Is New York City’s Public Housing Ready for the Next Storm?

More than six years after Superstorm Sandy, and in an age of increasing climate uncertainty, the city’s public housing facilities are still dangerously vulnerable.


This article is by Sophie Kasakove, with photography by Tracie Williams.

In the meeting room at Red Hook Initiative (RHI)—a Brooklyn community-development nonprofit dedicated to youth empowerment, social justice, and sustainability—a large painting hangs high up on the wall, bordered by the words “rebound and rebuild.” It shows the neighborhood of Red Hook in the aftermath of Superstorm Sandy, with waves crashing on a row of sandbags, as cans of food, light bulbs, and batteries lie strewn about haphazardly. Last summer, a group of residents of Red Hook’s public-housing developments, just across the street from RHI, gathered here for the orientation meeting of RHI’s 10-week emergency-preparedness training, called “Local Leaders.”

Tevina Willis, a Local Leaders facilitator, says that the first question she asks at an orientation is, “Where were you during Hurricane Sandy?” If people hesitate to answer, she’ll start with her own story—of how she and her neighbors ran up and down the stairs carrying giant cases of water, worked together to collect information about available resources, and played games late at night by candlelight when they were too anxious to sleep. She likes asking this question first, because it gets people who might not know each other to open up. But more than that, it gets people thinking about another set of questions—about what work they’ve already done to help their neighbors during moments of crisis and about the structural deficiencies in public housing that make this work necessary in the first place.

Willis was no stranger to storms when she moved into Red Hook Houses 10 years ago. She grew up in Coney Island, where hurricanes were a regular occurrence and didn’t faze her family, who would just tape paper to the windows and go on with their day. So when she received an evacuation order from the city on October 28, 2012, the day before Superstorm Sandy hit New York, she, like the large majority of people in the city’s evacuation zones, ignored it. But when the storm began sweeping over the city, she realized this wasn’t just another storm. All of the lights in her 14-floor building went out, the elevator froze, the heat shut off. She gathered blankets for warmth, as a refrigerator’s worth of food started to spoil.

The storm was more intense than residents had expected, but more importantly, they were more on their own than they had expected. “No one knocked to see if any of their tenants were okay,” Willis recalls.

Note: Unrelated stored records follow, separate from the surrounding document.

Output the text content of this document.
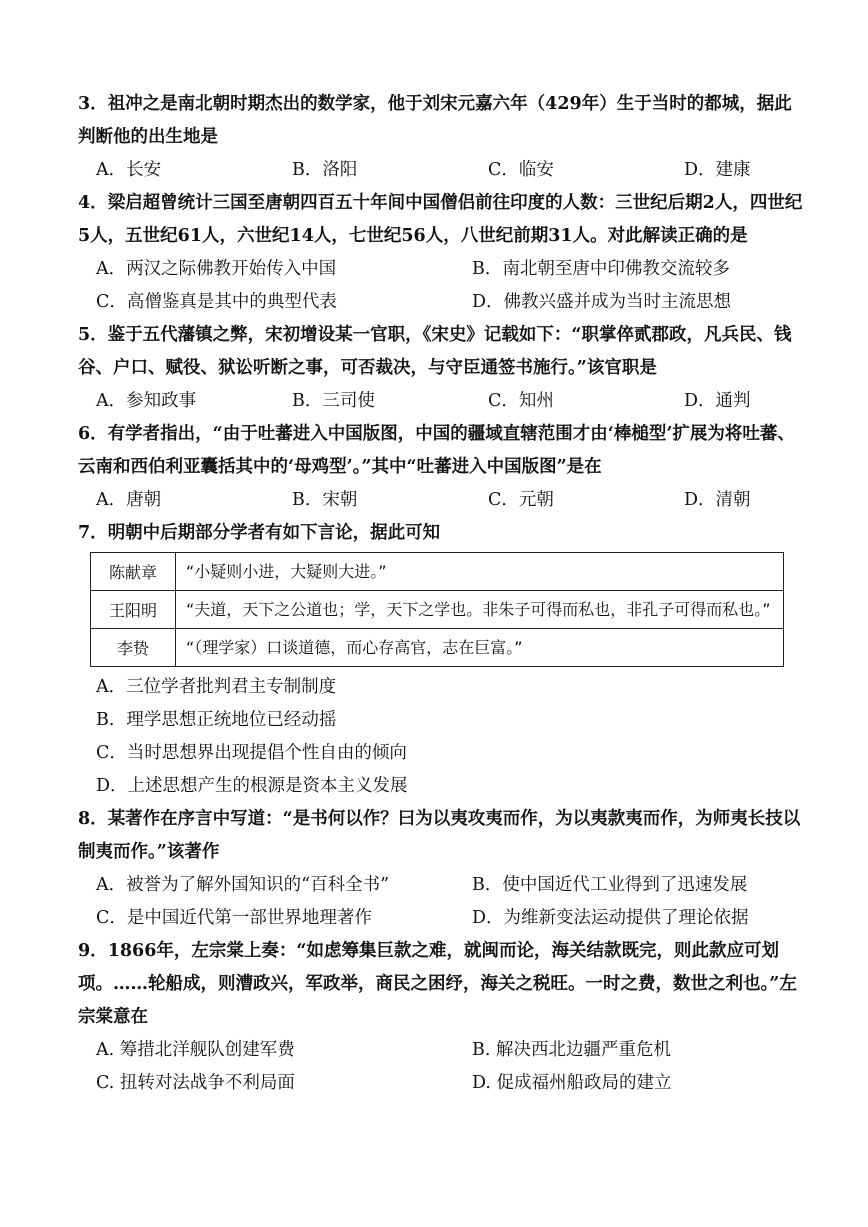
3．祖冲之是南北朝时期杰出的数学家，他于刘宋元嘉六年（429年）生于当时的都城，据此判断他的出生地是
A．长安	B．洛阳	C．临安	D．建康
4．梁启超曾统计三国至唐朝四百五十年间中国僧侣前往印度的人数：三世纪后期2人，四世纪5人，五世纪61人，六世纪14人，七世纪56人，八世纪前期31人。对此解读正确的是
A．两汉之际佛教开始传入中国	B．南北朝至唐中印佛教交流较多
C．高僧鉴真是其中的典型代表	D．佛教兴盛并成为当时主流思想
5．鉴于五代藩镇之弊，宋初增设某一官职，《宋史》记载如下：“职掌倅贰郡政，凡兵民、钱谷、户口、赋役、狱讼听断之事，可否裁决，与守臣通签书施行。”该官职是
A．参知政事	B．三司使	C．知州	D．通判
6．有学者指出，“由于吐蕃进入中国版图，中国的疆域直辖范围才由‘棒槌型’扩展为将吐蕃、云南和西伯利亚囊括其中的‘母鸡型’。”其中“吐蕃进入中国版图”是在
A．唐朝	B．宋朝	C．元朝	D．清朝
7．明朝中后期部分学者有如下言论，据此可知
陈献章	“小疑则小进，大疑则大进。”
王阳明	“夫道，天下之公道也；学，天下之学也。非朱子可得而私也，非孔子可得而私也。”
李贽	“（理学家）口谈道德，而心存高官，志在巨富。”
A．三位学者批判君主专制制度
B．理学思想正统地位已经动摇
C．当时思想界出现提倡个性自由的倾向
D．上述思想产生的根源是资本主义发展
8．某著作在序言中写道：“是书何以作？曰为以夷攻夷而作，为以夷款夷而作，为师夷长技以制夷而作。”该著作
A．被誉为了解外国知识的“百科全书”	B．使中国近代工业得到了迅速发展
C．是中国近代第一部世界地理著作	D．为维新变法运动提供了理论依据
9．1866年，左宗棠上奏：“如虑筹集巨款之难，就闽而论，海关结款既完，则此款应可划项。……轮船成，则漕政兴，军政举，商民之困纾，海关之税旺。一时之费，数世之利也。”左宗棠意在
A. 筹措北洋舰队创建军费	B. 解决西北边疆严重危机
C. 扭转对法战争不利局面	D. 促成福州船政局的建立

Instead, Willis says she got a knock on her door from the New York City Housing Authority’s Inspector General—the department that enforces NYCHA rules—asking her whether or not she had spoken to reporters who had been visiting the buildings. “I said ‘Where’s my water? What do you care what I’m telling a news reporter?’” If there was any emergency-action plan in effect, it was completely opaque to Willis and her neighbors. “I don’t think there was any protocol except to evacuate. It was, ‘We told you to leave and you chose to stay, so fuck it.’” (Such neglect wasn’t universal: Aixa Torres, the Resident Association president at Alfred E. Smith Houses on Manhattan’s Lower East Side, said that the NYCHA manager for her building was on site throughout the storm and its aftermath, sleeping on the floor and taking care of residents’ requests.)

Sandy was the strongest storm to hit the New York metropolitan area in decades, and the climate-disrupting effects of global warming are making it just a matter of time before the region suffers more powerful and more damaging storms. Sandy caused at least $19 billion worth of damage across the city, and highlighted the fact that in one of the most unequal cities in the country, the ability to adapt to climate change closely tracks income. For some of the city’s poorest residents, those who live in public housing, the infrastructure improvements, safety protocols, and community coordination needed to ride out climate change’s greatest hazards are still not there. As the city struggles to learn from Sandy, and create resilient, sustainable public housing, residents fear that the next storm may come too soon.

NYCHA is the largest public-housing authority in the country, with more than 400,000 residents living in over 300 developments across the city. The system was strained long before Sandy—NYCHA has suffered a $3 billion loss in federal funding since 2001, and a study of NYCHA’s needs conducted in 2011, the year before Sandy, estimated that the agency needed $16.6 billion to carry out repairs and renovations to its properties over the next five years. According to NYCHA, more than 280,000 repairs were needed citywide that year, with an average of eight pending work orders per apartment—estimated at an average of $2,900 per unit.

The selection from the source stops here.